2.1 Dem vorliegenden Fall liegt ein Familiennachzugsgesuch des Ehemannes für
die Ehefrau und den Sohn zugrunde, welches nach den Grundsätzen für
zusammenlebende Eltern zu beurteilen war: Nach der Rechtsprechung ist der
nachträgliche Familiennachzug von minderjährigen Kindern durch Eltern, die
sich beide in der Schweiz niedergelassen haben und einen gemeinsamen
ehelichen Haushalt führen, möglich, ohne dass besondere stichhaltige Gründe
die verzögerte Geltendmachung des Nachzugsrechtes rechtfertigen müssen.
Innerhalb der allgemeinen Schranken von Art. 17 Abs. 2 Satz 3 ANAG ist der
Nachzug von gemeinsamen Kindern grundsätzlich jederzeit zulässig, vorbehalten
bleibt einzig das Rechtsmissbrauchsverbot (BGE 129 II 11 E. 3.1.2 S. 14; 126
II 329 E. 3b S. 332).

2.2 Gemäss Art. 17 Abs. 2 Satz 3 ANAG haben ledige Kinder von Ausländern, die
in der Schweiz niedergelassen sind, Anspruch auf Einbezug in die
Niederlassungsbewilligung ihrer Eltern, wenn sie mit diesen zusammenwohnen
und noch nicht 18 Jahre alt sind. Dabei ist die auf Grund von Art. 17 Abs. 2
ANAG erworbene Niederlassungsbewilligung des Kindes durch ihren
Entstehungsgrund mit derjenigen der Eltern verknüpft, sie hat jedoch
grundsätzlich eigenständigen Charakter (vgl. BGE 127 II 60 E. 1d und e S. 64
ff.), weshalb sie auch gesondert für das Kind erlöschen bzw. widerrufen
werden kann.

2.3 Die Niederlassungsbewilligung erlischt u.a. durch Abmeldung oder wenn
sich der Ausländer während sechs Monaten tatsächlich im Ausland aufhält (Art.
9 Abs. 3 lit. c ANAG); sie kann widerrufen werden, wenn der Ausländer sie
durch falsche Angaben oder wissentliches Verschweigen wesentlicher Tatsachen
erschlichen hat (Art. 9 Abs. 4 lit. a ANAG).

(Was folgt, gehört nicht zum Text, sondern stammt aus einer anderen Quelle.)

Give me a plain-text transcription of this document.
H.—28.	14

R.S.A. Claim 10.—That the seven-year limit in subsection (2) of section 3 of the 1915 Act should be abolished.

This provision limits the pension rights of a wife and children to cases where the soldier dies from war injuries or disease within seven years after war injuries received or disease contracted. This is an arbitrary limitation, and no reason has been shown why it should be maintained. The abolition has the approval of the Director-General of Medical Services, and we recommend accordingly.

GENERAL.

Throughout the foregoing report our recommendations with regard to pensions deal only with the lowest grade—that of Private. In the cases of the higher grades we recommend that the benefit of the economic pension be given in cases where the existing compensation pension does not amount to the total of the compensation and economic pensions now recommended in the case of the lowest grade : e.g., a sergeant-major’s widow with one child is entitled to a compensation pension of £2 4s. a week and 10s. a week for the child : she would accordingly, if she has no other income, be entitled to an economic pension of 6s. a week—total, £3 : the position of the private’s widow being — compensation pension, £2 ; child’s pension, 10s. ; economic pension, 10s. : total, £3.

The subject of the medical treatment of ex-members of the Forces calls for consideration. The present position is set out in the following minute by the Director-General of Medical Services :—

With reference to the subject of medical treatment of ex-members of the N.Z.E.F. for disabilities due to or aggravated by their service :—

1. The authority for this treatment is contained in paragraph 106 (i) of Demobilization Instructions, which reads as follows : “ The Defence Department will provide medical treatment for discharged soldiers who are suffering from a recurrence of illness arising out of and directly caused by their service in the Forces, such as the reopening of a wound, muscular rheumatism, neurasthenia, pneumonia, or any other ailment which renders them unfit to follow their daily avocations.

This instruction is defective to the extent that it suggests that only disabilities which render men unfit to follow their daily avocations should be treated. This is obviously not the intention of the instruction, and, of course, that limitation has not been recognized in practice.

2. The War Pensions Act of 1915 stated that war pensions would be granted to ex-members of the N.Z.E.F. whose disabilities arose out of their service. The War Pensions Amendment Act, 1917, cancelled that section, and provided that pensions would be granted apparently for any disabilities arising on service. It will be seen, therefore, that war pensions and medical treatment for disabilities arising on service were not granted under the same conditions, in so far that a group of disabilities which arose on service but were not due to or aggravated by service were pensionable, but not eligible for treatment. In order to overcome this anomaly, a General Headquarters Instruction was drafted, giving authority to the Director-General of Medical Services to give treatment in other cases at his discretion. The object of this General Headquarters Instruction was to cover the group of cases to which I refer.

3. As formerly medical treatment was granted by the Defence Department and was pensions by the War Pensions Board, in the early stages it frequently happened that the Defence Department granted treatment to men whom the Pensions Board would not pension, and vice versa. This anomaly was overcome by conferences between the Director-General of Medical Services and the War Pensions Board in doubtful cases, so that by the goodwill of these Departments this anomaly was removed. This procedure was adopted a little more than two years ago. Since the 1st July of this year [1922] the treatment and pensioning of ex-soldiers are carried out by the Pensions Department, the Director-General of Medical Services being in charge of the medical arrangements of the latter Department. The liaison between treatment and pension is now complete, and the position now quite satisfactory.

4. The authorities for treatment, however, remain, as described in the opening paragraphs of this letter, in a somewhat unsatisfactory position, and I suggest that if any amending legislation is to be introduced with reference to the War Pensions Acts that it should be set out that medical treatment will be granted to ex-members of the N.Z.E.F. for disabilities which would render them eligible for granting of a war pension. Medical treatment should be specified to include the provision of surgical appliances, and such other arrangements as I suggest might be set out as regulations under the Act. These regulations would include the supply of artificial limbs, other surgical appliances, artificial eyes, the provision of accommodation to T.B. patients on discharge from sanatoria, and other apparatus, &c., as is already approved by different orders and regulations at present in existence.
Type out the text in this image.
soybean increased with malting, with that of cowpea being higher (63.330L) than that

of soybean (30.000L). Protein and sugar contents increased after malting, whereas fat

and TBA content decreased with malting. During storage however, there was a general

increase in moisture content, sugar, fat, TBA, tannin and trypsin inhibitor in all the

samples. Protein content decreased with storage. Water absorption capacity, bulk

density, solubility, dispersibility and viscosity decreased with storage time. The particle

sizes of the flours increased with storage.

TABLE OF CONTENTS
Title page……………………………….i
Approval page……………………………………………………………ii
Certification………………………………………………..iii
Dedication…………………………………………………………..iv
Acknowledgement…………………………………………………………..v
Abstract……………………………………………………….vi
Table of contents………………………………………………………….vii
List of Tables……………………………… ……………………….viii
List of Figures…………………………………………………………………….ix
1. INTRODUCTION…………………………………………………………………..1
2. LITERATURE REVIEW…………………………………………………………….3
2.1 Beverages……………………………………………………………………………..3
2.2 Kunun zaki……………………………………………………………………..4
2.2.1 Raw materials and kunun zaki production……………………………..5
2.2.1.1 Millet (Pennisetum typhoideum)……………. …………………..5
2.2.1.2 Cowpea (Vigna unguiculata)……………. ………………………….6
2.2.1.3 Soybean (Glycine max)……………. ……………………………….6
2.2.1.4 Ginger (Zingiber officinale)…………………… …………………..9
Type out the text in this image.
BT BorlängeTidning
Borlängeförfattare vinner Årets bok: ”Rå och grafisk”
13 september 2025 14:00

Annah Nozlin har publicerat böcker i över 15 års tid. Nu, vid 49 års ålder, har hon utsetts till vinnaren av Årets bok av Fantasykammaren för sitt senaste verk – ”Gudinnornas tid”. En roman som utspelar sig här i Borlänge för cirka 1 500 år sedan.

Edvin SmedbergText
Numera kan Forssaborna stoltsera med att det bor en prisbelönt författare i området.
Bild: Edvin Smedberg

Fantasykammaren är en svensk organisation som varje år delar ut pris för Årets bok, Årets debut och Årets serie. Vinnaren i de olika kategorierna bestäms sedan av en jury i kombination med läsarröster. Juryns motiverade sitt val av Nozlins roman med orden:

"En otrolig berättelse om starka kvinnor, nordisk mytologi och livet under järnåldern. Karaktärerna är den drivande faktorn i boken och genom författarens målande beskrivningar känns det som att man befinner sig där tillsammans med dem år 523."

2.4 Seitens der kantonalen Behörden wird nicht etwa behauptet, dass die
Niederlassungsbewilligung von B.X.________ gestützt auf Art. 9 Abs. 3 lit. c
ANAG erloschen sei. B.X.________ weilte offenbar nie länger als sechs Monate
im Ausland. Hingegen sind die kantonalen Behörden der Auffassung, die
Bewilligung sei durch Verschweigen des Umstandes, dass das Kind zwecks
Schulbesuches einstweilen im Heimatland verbleiben solle, erschlichen worden
und aus diesem Grunde zu widerrufen.

2.5 Nach der Rechtsprechung steht der Umstand, dass ein nachgezogenes Kind
eine Schule im Ausland besucht, der Erteilung bzw. Aufrechterhaltung der
Niederlassungsbewilligung nicht notwendigerweise entgegen (vgl. Urteile
2A.377/1998 vom 1. März 1999, 2A.66/2000 vom 26. Juli 2000). Das Gesetz kennt
kein Gültigkeitserfordernis, wonach der Bestand der Niederlassungsbewilligung
davon abhängt, dass der Ausländer sich überwiegend oder gar ständig in der
Schweiz aufhält. Dies gilt grundsätzlich auch für den Nachzug der Kinder,
insofern freilich mit der Einschränkung, dass diese mit den Eltern
zusammenwohnen müssen, damit ihnen überhaupt eine Bewilligung erteilt wird
(vgl. E. 2.2). Die einmal erstattete Niederlassungsbewilligung ist vom
Zeitpunkt der Erteilung bzw. von einem allenfalls ausdrücklich genannten
Anfangszeitpunkt an gültig. Ihre Gültigkeit hängt nicht vom tatsächlichen
Aufenthalt in der Schweiz ab. Sie wird hingegen durch das Vorliegen eines
Beendigungsgrundes in Frage gestellt (Urteil 2A.377/1998 vom 1. März 1999, E.
3a).

2.6 Ausschlaggebend erscheint vorliegend, dass mit der Erteilung der
Niederlassungsbewilligung an den damals 14?-jährigen Sohn B.X.________
zugleich dessen Mutter in die Schweiz übergesiedelt war, was dafür spricht,
dass sich damit der Lebensmittelpunkt auch des Sohnes in die Schweiz verlegt
hatte, wobei dieser in der Folge jeweils seine Ferien bzw. die grössere Zeit
des Jahres bei den Eltern verbrachte. Das Erfordernis des "Zusammenwohnens"
mit den Eltern (Art. 17 Abs. 2 ANAG) gilt unter solchen Umständen als
gewahrt. Der vorliegende Fall ist nicht vergleichbar mit dem in BGE 120 Ib
369 beurteilten Sachverhalt, wo ein ausländischer Geschäftsmann infolge von
regelmässigen Kurzbesuchen in der Schweiz zwar nie länger als sechs Monate im
Ausland weilte, seinen Lebensmittelpunkt aber offensichtlich ins Ausland
verlegt hatte. Er ist auch nicht vergleichbar mit dem Fall, wo der
Schulbesuch im Heimatland viel länger dauerte (10 bzw. 7 Jahre) und die
betroffenen Kinder inzwischen volljährig geworden waren (vgl. Urteil
2A.311/1999, E. 2c). Der auch heute noch minderjährige B.X.________ hatte
vorliegend während des Schulbesuches im Heimatland seinen Wohnsitz bei den
Eltern in der Schweiz, wo er sich seit April 2005 (vgl. S. 4 der Beschwerde),
seit dem Alter von 16? Jahren, auch faktisch dauernd aufhält und inzwischen
eine Vorlehre abgeschlossen bzw. eine Lehre begonnen hat.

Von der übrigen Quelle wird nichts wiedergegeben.